Dutch pension fund investor, PGGM, and Swedish pension fund, Alecta, have completed a €2.1bn credit risk-sharing transaction with German bank, Helaba.
It is the first transaction of its kind for Helaba; the bank was able to free up risk-weighted assets (RWAs) of around €800m for a reference portfolio of corporate loans amounting to approx. €2.1bn. This innovative transaction meets the required regulatory criteria of "significant risk transfer" (SRT compliance) and "simple, transparent, standardised" (STS compliance).
In a credit risk-sharing transaction, also known as on-balance-sheet securitisations, rather than selling any actual loans, default risks are synthetically transferred to investor(s).
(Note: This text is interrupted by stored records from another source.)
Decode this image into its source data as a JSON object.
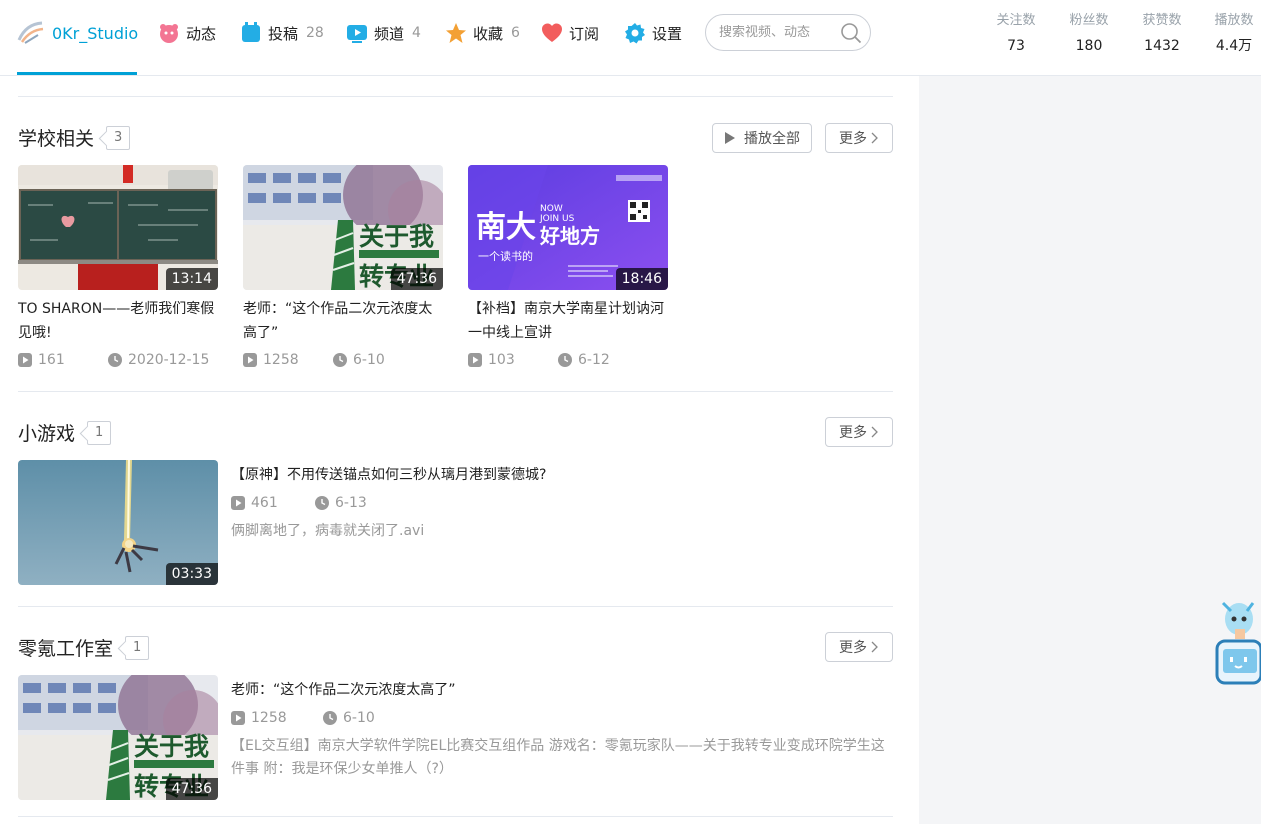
{
  "nav": {
    "username": "0Kr_Studio",
    "items": [
      {
        "label": "动态",
        "count": ""
      },
      {
        "label": "投稿",
        "count": "28"
      },
      {
        "label": "频道",
        "count": "4"
      },
      {
        "label": "收藏",
        "count": "6"
      },
      {
        "label": "订阅",
        "count": ""
      },
      {
        "label": "设置",
        "count": ""
      }
    ],
    "search_placeholder": "搜索视频、动态"
  },
  "stats": [
    {
      "label": "关注数",
      "value": "73"
    },
    {
      "label": "粉丝数",
      "value": "180"
    },
    {
      "label": "获赞数",
      "value": "1432"
    },
    {
      "label": "播放数",
      "value": "4.4万"
    }
  ],
  "sections": [
    {
      "title": "学校相关",
      "count": "3",
      "play_all_label": "播放全部",
      "more_label": "更多",
      "videos": [
        {
          "duration": "13:14",
          "title": "TO SHARON——老师我们寒假见哦!",
          "plays": "161",
          "date": "2020-12-15"
        },
        {
          "duration": "47:36",
          "title": "老师：“这个作品二次元浓度太高了”",
          "plays": "1258",
          "date": "6-10"
        },
        {
          "duration": "18:46",
          "title": "【补档】南京大学南星计划讷河一中线上宣讲",
          "plays": "103",
          "date": "6-12"
        }
      ]
    },
    {
      "title": "小游戏",
      "count": "1",
      "more_label": "更多",
      "video": {
        "duration": "03:33",
        "title": "【原神】不用传送锚点如何三秒从璃月港到蒙德城?",
        "plays": "461",
        "date": "6-13",
        "desc": "俩脚离地了，病毒就关闭了.avi"
      }
    },
    {
      "title": "零氪工作室",
      "count": "1",
      "more_label": "更多",
      "video": {
        "duration": "47:36",
        "title": "老师：“这个作品二次元浓度太高了”",
        "plays": "1258",
        "date": "6-10",
        "desc": "【EL交互组】南京大学软件学院EL比赛交互组作品 游戏名：零氪玩家队——关于我转专业变成环院学生这件事 附：我是环保少女单推人（?）"
      }
    }
  ],
  "thumb_text": {
    "guanyu": "关于我",
    "zhuan": "转专业",
    "nanda": "南大",
    "haodifang": "好地方",
    "yizhi": "一个读书的",
    "now": "NOW",
    "joinus": "JOIN US"
  },
  "colors": {
    "accent": "#00a1d6",
    "right_panel": "#f4f5f7"
  }
}
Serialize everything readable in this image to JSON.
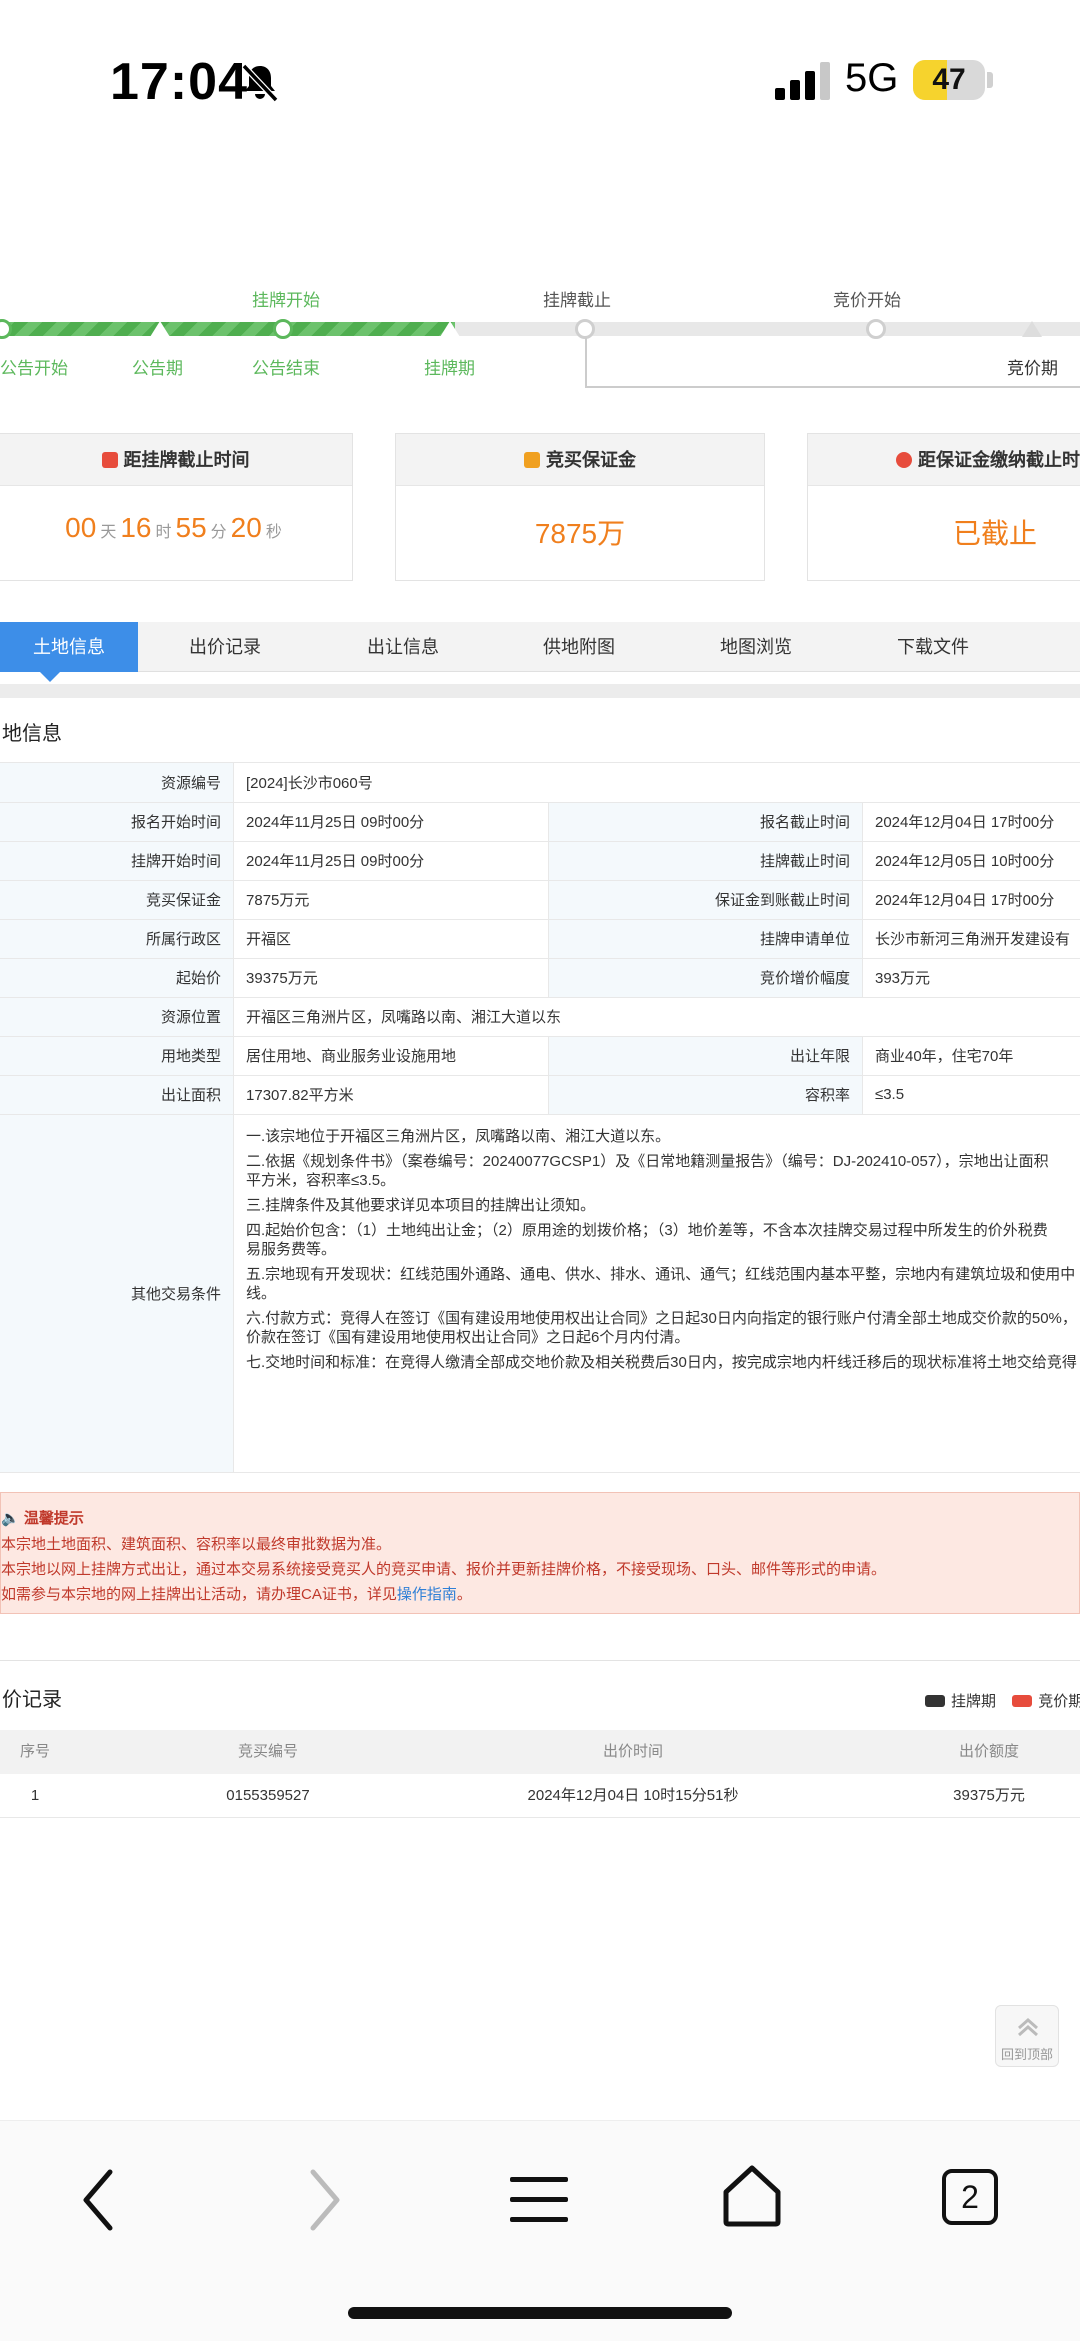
{
  "status_bar": {
    "time": "17:04",
    "network": "5G",
    "battery": "47",
    "battery_level": 0.47
  },
  "timeline": {
    "top_labels": [
      "挂牌开始",
      "挂牌截止",
      "竞价开始"
    ],
    "bottom_labels": [
      "公告开始",
      "公告期",
      "公告结束",
      "挂牌期",
      "竞价期"
    ]
  },
  "cards": [
    {
      "title": "距挂牌截止时间",
      "countdown": {
        "d": "00",
        "d_unit": "天",
        "h": "16",
        "h_unit": "时",
        "m": "55",
        "m_unit": "分",
        "s": "20",
        "s_unit": "秒"
      },
      "icon_color": "#e74c3c"
    },
    {
      "title": "竞买保证金",
      "value": "7875万",
      "icon_color": "#f0a020"
    },
    {
      "title": "距保证金缴纳截止时间",
      "value": "已截止",
      "icon_color": "#e74c3c"
    }
  ],
  "tabs": [
    "土地信息",
    "出价记录",
    "出让信息",
    "供地附图",
    "地图浏览",
    "下载文件"
  ],
  "land_info": {
    "section_title": "地信息",
    "resource_no": {
      "label": "资源编号",
      "value": "[2024]长沙市060号"
    },
    "rows": [
      {
        "l1": "报名开始时间",
        "v1": "2024年11月25日 09时00分",
        "l2": "报名截止时间",
        "v2": "2024年12月04日 17时00分"
      },
      {
        "l1": "挂牌开始时间",
        "v1": "2024年11月25日 09时00分",
        "l2": "挂牌截止时间",
        "v2": "2024年12月05日 10时00分"
      },
      {
        "l1": "竞买保证金",
        "v1": "7875万元",
        "l2": "保证金到账截止时间",
        "v2": "2024年12月04日 17时00分"
      },
      {
        "l1": "所属行政区",
        "v1": "开福区",
        "l2": "挂牌申请单位",
        "v2": "长沙市新河三角洲开发建设有"
      },
      {
        "l1": "起始价",
        "v1": "39375万元",
        "l2": "竞价增价幅度",
        "v2": "393万元"
      }
    ],
    "location": {
      "label": "资源位置",
      "value": "开福区三角洲片区，凤嘴路以南、湘江大道以东"
    },
    "rows2": [
      {
        "l1": "用地类型",
        "v1": "居住用地、商业服务业设施用地",
        "l2": "出让年限",
        "v2": "商业40年，住宅70年"
      },
      {
        "l1": "出让面积",
        "v1": "17307.82平方米",
        "l2": "容积率",
        "v2": "≤3.5"
      }
    ],
    "other_conditions": {
      "label": "其他交易条件",
      "paragraphs": [
        "一.该宗地位于开福区三角洲片区，凤嘴路以南、湘江大道以东。",
        "二.依据《规划条件书》（案卷编号：20240077GCSP1）及《日常地籍测量报告》（编号：DJ-202410-057），宗地出让面积",
        "平方米，容积率≤3.5。",
        "三.挂牌条件及其他要求详见本项目的挂牌出让须知。",
        "四.起始价包含：（1）土地纯出让金；（2）原用途的划拨价格；（3）地价差等，不含本次挂牌交易过程中所发生的价外税费",
        "易服务费等。",
        "五.宗地现有开发现状：红线范围外通路、通电、供水、排水、通讯、通气；红线范围内基本平整，宗地内有建筑垃圾和使用中",
        "线。",
        "六.付款方式：竞得人在签订《国有建设用地使用权出让合同》之日起30日内向指定的银行账户付清全部土地成交价款的50%，",
        "价款在签订《国有建设用地使用权出让合同》之日起6个月内付清。",
        "七.交地时间和标准：在竞得人缴清全部成交地价款及相关税费后30日内，按完成宗地内杆线迁移后的现状标准将土地交给竞得"
      ]
    }
  },
  "tip": {
    "title": "温馨提示",
    "lines": [
      "本宗地土地面积、建筑面积、容积率以最终审批数据为准。",
      "本宗地以网上挂牌方式出让，通过本交易系统接受竞买人的竞买申请、报价并更新挂牌价格，不接受现场、口头、邮件等形式的申请。",
      "如需参与本宗地的网上挂牌出让活动，请办理CA证书，详见"
    ],
    "link": "操作指南",
    "link_suffix": "。"
  },
  "bids": {
    "section_title": "价记录",
    "legend": [
      {
        "label": "挂牌期",
        "color": "#333333"
      },
      {
        "label": "竞价期",
        "color": "#e74c3c"
      }
    ],
    "headers": [
      "序号",
      "竞买编号",
      "出价时间",
      "出价额度"
    ],
    "rows": [
      {
        "no": "1",
        "code": "0155359527",
        "time": "2024年12月04日 10时15分51秒",
        "amount": "39375万元"
      }
    ]
  },
  "back_to_top": "回到顶部",
  "bottom_bar": {
    "tab_count": "2"
  }
}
The contractual relationship between Helaba and its borrowers remains unaffected.
There were three tranches which referenced a corporate portfolio of €2.1bn, with Helaba holding the equity tranche (first loss) as well as the senior tranche. A special-purpose entity (SPE) provided Helaba with credit protection for the mezzanine tranche, which was funded by the SPE issuing credit-linked notes (CLNs) equivalent to the amount of the credit protection.
The CLNs were sold to PGGM and Alecta and Helaba acted as the originator and lead manager in the chosen transaction structure, which included additional support from Citi as structuring and placement agent. To support the administration and management of the transaction, a cutting-edge IT system from iconicchain was used, which largely automated the internal processes.
"We have ventured into new territory with this means of securitisation," Helaba CEO, Thomas Groß, said. He added: "This ground-breaking transaction clearly demonstrates that we have the capability to develop innovative products that enjoy widespread acceptance in the market".
PGGM head of credit and insurance-linked investments, Mascha Canio, said: “Investing in Helaba’s inaugural credit risk sharing transaction marks the addition of a new counterparty to the portfolio we manage on behalf of our client PFZW and provides further diversification given the unique client base of Helaba. Furthermore, the STS qualification achieved by the transaction testifies to Helaba’s desire to implement the highest standards in risk transfer, which PGGM strongly supports.”
Furthermore, Alecta head of fixed income and strategy, Tony Persson, said: “We welcome this addition to our growing portfolio of credit risk-sharing investments and are very happy to be adding a new risk-sharing relationship with Helaba. For Alecta the transaction offers a valuable source of credit diversification and an opportunity to benefit from Helaba’s specific client base. This fits well with the long-term strategy of our fund and will create value for our 2.6 million Swedish customers. We look forward to further grow our portfolio and see plenty of scope getting exposure to many different loan books and thereby providing additional capacity to lend to the real economy.”
Helaba was supported by SKS-Group and Deloitte, while Linklaters acted as Helaba’s legal advisor; Simmons & Simmons acted as legal advisor to PGGM and Alecta and Clifford Chance as legal advisor for Citi.